父アレキサンドレ6世の就任のその夜、
「また来たの。駄目よ、あの子放って置いたら一日中歌ってばかりなんだから。聖歌ならまだしも恋歌をね」
「意味すら分かってないのに」と歌うようにぼやいて、メイコはパイプに火をともした。長細い金の持ち手に灯が反射して、妖しく移る。
肩ほどで切り揃えられた髪を揺らし、
「どうなの?」
蠱惑的に囁く。
問われたカイザレは目を逸らした。
「後ろ暗い?」
「さあどうだか」
そのまま窓枠に視線を持って行き、青い髪を撫で付けると、夜闇のガラスに姉の疲れたシルエット。
「あの子に幸せになって欲しいのは分かるの。でもね」
一度言葉をとめ、メイコは「寒くなってきたわ」と弟のマフラーを奪った。少女のように笑う。
「貴方もよ、カイザレ」
「……」
――それはこっちのセリフだ……。
彼女がいつでも彼のよき理解者だということ。それが嬉しくも憎らしい。
苦虫をつぶすような表情をするには年を取りすぎたからせめて沈黙で肯定する。
カイザレは踵を返した。
「明日には取りに来るから」
今夜はこれ以上情けなくなれない。
声は追い討ちをかけるように響く。
「ミクによろしくね。今日はあの子に会えてよかった」
祝典にむけ、メイコにあの緑の髪をいじる許可をくれたのは父親――だが、そうし向けたのはカイザレだ。メイコには気付かれていたのだろう。
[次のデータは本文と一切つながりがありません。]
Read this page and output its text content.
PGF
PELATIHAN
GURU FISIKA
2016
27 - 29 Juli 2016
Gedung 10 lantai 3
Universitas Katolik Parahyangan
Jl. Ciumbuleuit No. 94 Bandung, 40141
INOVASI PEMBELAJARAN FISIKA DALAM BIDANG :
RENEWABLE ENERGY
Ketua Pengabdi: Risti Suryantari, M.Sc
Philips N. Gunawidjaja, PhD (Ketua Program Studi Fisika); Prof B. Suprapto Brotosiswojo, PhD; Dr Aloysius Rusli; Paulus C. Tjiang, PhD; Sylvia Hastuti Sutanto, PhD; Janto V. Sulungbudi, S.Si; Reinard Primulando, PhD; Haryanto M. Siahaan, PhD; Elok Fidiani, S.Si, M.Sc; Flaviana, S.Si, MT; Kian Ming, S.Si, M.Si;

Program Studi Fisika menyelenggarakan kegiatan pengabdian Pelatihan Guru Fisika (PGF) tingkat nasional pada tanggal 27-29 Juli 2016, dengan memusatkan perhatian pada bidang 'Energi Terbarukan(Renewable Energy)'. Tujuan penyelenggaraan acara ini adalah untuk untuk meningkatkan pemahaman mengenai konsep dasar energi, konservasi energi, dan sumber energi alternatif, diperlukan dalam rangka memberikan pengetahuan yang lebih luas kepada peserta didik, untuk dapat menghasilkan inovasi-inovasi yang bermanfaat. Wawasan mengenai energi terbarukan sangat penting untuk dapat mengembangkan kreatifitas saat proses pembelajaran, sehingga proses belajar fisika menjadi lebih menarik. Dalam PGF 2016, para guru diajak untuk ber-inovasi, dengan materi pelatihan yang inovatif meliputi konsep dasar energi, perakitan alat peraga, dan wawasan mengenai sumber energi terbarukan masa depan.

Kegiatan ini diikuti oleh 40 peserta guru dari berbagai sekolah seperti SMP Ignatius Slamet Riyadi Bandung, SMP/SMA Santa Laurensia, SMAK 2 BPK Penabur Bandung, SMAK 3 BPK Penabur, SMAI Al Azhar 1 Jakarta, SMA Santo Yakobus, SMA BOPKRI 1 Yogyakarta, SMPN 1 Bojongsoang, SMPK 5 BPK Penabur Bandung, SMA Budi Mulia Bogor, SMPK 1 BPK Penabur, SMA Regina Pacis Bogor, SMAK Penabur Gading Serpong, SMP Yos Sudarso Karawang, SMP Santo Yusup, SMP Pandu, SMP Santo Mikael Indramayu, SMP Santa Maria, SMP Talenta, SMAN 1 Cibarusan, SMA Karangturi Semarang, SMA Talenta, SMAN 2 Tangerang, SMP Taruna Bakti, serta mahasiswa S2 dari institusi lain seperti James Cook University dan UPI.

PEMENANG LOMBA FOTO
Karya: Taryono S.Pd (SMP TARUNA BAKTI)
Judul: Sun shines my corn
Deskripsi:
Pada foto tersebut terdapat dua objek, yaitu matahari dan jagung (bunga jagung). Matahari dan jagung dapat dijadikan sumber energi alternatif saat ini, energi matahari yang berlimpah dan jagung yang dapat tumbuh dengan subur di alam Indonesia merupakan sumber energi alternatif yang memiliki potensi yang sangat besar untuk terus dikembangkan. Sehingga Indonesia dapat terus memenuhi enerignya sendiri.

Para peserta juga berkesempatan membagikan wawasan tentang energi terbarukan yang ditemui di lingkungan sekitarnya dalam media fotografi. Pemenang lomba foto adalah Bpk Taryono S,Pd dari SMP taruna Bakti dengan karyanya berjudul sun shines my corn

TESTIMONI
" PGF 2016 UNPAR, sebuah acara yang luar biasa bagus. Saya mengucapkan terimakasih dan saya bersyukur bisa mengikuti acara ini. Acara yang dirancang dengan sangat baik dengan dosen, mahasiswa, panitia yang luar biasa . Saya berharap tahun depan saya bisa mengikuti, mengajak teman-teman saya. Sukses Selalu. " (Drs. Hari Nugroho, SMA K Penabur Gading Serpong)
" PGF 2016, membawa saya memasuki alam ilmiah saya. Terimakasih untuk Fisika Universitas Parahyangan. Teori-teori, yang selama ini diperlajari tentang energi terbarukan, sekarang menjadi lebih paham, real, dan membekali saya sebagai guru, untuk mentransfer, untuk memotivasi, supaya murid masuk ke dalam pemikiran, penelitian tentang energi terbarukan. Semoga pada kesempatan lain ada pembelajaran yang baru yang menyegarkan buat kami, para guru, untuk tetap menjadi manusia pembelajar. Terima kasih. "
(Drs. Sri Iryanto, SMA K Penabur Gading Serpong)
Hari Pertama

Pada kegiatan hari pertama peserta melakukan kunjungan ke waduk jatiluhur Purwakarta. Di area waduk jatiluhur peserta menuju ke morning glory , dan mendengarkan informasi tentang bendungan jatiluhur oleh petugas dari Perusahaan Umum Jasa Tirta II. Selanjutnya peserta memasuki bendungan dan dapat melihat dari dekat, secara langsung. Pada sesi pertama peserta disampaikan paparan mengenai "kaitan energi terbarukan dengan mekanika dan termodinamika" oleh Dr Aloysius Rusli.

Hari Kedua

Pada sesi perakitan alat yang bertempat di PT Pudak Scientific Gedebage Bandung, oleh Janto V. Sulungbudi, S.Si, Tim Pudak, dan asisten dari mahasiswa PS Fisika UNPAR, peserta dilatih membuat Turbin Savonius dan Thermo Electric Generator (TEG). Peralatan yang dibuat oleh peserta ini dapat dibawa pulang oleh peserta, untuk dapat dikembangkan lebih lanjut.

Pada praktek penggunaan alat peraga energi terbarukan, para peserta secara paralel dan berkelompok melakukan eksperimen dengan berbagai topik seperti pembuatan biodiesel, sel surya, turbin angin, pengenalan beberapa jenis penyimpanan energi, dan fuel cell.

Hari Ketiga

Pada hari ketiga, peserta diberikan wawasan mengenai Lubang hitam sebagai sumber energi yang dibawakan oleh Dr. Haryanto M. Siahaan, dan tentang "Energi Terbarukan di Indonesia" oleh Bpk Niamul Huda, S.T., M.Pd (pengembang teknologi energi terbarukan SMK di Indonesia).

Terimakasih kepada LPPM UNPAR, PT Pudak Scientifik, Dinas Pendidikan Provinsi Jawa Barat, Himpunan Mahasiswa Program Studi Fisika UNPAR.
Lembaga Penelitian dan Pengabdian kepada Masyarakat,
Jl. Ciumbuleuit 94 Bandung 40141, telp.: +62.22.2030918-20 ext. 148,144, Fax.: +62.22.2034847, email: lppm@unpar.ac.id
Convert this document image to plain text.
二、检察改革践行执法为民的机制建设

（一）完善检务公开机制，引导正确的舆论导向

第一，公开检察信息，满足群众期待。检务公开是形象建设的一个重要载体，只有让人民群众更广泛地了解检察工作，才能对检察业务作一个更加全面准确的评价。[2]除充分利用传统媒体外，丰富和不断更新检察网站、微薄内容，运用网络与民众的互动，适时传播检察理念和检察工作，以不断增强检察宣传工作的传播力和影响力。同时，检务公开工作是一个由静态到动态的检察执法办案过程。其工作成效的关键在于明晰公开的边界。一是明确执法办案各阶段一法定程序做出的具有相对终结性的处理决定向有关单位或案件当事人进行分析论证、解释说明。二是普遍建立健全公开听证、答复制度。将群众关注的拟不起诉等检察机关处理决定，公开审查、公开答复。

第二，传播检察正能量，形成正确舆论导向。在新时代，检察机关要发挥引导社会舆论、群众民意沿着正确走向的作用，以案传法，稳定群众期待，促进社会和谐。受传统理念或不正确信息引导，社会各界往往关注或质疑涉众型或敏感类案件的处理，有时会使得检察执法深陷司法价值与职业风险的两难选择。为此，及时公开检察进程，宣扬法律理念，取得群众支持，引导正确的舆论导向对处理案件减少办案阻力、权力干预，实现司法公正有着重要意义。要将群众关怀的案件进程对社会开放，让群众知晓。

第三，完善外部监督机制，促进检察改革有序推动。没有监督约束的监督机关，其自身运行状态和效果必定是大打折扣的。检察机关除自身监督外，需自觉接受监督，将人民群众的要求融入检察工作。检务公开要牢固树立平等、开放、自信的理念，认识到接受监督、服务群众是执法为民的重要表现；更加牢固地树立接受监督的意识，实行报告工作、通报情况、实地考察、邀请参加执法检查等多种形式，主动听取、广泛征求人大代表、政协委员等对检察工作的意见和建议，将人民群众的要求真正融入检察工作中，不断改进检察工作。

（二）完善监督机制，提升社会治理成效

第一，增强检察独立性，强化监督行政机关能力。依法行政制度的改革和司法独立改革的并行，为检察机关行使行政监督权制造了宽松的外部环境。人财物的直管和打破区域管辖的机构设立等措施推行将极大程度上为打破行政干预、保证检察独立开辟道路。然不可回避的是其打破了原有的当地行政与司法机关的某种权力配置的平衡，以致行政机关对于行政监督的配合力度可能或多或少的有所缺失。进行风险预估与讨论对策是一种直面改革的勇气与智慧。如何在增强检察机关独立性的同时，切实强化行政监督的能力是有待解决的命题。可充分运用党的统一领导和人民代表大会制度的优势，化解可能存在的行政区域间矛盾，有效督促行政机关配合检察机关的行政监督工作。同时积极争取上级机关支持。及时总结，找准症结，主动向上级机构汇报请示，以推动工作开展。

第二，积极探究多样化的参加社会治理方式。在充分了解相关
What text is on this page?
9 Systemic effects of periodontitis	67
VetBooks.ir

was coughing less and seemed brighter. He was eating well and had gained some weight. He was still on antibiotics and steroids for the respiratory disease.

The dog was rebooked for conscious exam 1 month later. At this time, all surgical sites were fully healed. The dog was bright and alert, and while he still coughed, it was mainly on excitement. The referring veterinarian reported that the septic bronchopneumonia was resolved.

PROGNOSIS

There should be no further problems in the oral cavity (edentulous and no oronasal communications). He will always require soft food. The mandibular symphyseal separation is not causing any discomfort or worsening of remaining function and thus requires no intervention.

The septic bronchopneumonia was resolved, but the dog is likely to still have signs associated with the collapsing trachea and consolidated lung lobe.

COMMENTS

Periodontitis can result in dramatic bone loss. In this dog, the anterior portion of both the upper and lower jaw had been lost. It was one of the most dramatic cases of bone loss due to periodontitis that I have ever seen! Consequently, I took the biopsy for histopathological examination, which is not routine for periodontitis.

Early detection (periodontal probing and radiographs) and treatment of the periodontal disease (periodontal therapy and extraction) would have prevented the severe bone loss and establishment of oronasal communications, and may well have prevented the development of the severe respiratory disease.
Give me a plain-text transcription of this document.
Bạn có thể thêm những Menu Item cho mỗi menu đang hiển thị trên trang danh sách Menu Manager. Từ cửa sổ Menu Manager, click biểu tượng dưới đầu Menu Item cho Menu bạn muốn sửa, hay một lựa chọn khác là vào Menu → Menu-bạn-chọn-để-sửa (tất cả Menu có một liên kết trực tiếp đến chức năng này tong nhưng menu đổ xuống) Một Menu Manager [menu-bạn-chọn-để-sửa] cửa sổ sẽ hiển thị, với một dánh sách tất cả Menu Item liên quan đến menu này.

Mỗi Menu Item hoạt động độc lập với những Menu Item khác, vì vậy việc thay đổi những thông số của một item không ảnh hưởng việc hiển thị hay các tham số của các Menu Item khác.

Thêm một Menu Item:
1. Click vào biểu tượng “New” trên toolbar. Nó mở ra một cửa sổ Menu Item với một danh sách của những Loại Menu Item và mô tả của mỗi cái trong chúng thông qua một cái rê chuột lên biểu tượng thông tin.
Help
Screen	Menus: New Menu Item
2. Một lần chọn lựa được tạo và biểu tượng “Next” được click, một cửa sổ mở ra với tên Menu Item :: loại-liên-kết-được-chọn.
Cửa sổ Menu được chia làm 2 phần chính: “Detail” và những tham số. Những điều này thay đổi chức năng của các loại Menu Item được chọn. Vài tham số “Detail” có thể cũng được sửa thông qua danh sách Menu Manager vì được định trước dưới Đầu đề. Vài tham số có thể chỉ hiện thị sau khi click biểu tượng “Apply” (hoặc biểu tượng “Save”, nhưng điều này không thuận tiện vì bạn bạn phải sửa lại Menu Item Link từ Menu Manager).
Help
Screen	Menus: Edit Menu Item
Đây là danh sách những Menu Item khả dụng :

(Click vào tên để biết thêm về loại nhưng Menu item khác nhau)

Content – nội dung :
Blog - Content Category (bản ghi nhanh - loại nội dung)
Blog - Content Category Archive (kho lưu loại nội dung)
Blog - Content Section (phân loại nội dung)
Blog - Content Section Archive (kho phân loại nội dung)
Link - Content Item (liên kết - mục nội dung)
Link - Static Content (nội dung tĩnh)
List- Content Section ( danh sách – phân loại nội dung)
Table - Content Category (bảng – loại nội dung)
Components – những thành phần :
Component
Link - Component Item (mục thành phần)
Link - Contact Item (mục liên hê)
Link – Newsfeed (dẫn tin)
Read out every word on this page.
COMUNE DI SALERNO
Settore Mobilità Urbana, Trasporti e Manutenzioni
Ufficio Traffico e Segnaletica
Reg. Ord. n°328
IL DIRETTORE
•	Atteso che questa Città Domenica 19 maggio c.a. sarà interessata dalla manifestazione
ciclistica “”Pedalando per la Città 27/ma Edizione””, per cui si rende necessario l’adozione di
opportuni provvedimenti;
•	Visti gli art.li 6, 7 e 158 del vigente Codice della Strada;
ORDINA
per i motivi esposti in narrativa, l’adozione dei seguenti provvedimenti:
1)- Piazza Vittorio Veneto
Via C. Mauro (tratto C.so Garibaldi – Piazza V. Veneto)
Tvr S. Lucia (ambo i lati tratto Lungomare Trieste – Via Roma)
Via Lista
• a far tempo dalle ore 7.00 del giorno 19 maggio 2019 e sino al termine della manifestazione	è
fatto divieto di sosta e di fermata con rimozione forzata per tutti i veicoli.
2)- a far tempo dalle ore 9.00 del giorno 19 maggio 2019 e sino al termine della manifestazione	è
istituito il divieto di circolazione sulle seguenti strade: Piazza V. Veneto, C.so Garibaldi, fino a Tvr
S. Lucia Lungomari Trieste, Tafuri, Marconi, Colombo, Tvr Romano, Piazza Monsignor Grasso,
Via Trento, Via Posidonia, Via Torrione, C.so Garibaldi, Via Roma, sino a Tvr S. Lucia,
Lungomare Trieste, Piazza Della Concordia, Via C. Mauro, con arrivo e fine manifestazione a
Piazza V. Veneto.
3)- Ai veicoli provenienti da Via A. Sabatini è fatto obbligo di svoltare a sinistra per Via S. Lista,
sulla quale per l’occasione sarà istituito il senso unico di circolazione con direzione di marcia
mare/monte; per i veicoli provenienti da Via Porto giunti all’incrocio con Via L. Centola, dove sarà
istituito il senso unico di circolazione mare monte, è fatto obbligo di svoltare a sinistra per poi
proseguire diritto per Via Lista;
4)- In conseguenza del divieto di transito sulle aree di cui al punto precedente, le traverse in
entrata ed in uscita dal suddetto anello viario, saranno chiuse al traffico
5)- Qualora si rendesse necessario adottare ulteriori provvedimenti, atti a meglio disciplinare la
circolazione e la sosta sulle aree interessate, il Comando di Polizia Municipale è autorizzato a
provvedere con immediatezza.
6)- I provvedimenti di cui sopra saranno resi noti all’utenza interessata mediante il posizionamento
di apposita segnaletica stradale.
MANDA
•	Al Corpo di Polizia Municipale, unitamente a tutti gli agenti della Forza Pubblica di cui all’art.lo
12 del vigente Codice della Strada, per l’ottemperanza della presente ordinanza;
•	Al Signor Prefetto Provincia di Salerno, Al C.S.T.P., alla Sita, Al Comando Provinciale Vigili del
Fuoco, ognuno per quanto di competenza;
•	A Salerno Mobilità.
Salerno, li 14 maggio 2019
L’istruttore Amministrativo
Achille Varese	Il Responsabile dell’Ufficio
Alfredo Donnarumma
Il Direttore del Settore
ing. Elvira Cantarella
「根回しばかりうまくなっちゃって、いやになっちゃう」
「ほめられても困る」
可愛くない弟に徹し、カイザレは部屋を出た。屋敷には戻れなくなった義姉が一番気にしているのは自分と同じ「妹」ミクレツィア。だから共犯者でいられる。だが、自分と彼女は決定的に違う部分もあるのだ。
「姉さんこそさっさと幸せになってしまえば良かったのに」
カイザレは懺悔する。
『 あなた、ミクレツィアの為なら他のことなんてどうでもいいのよ。』
茶化し半分にかつて告げたメイコの言葉は事実だ。
理解者は扱いに困る。
階段を降りる音に、ひとあくの罪悪感をまぎれさせ、カイザレは冷たい裏路地を急いだ。
街頭の黄色には羽虫がたかり、何匹か、火に近付きすぎては燃やされ落ちる。
ああやって消えていくのならば気にしないでいられるが、妹の無邪気さは脳裏にこびりつく。
《選ばなきゃ行けないならお兄様がいいな》
もう手遅れだ。
――結婚どころか恋すら知らないくせに。
メイコの言葉をなぞりながら、頭を抱えた。
他意はないのだ。カイザレとて知っている。でも……
――あのあどけない目に脅かされるんだ。
朝になれば、彼女の初めての恋人として――夫になる男の練習台として付き合わせられる。父の命令は絶対だ。
一時期の幸せ――それで終われない。
だからこそ《後》を考えて早めに動かなくてはならない。
慰めを求めている時間は終わった。カンタレラ――ボカロジアの毒、カイザレが本格的に調べて出したのは翌朝のことだった。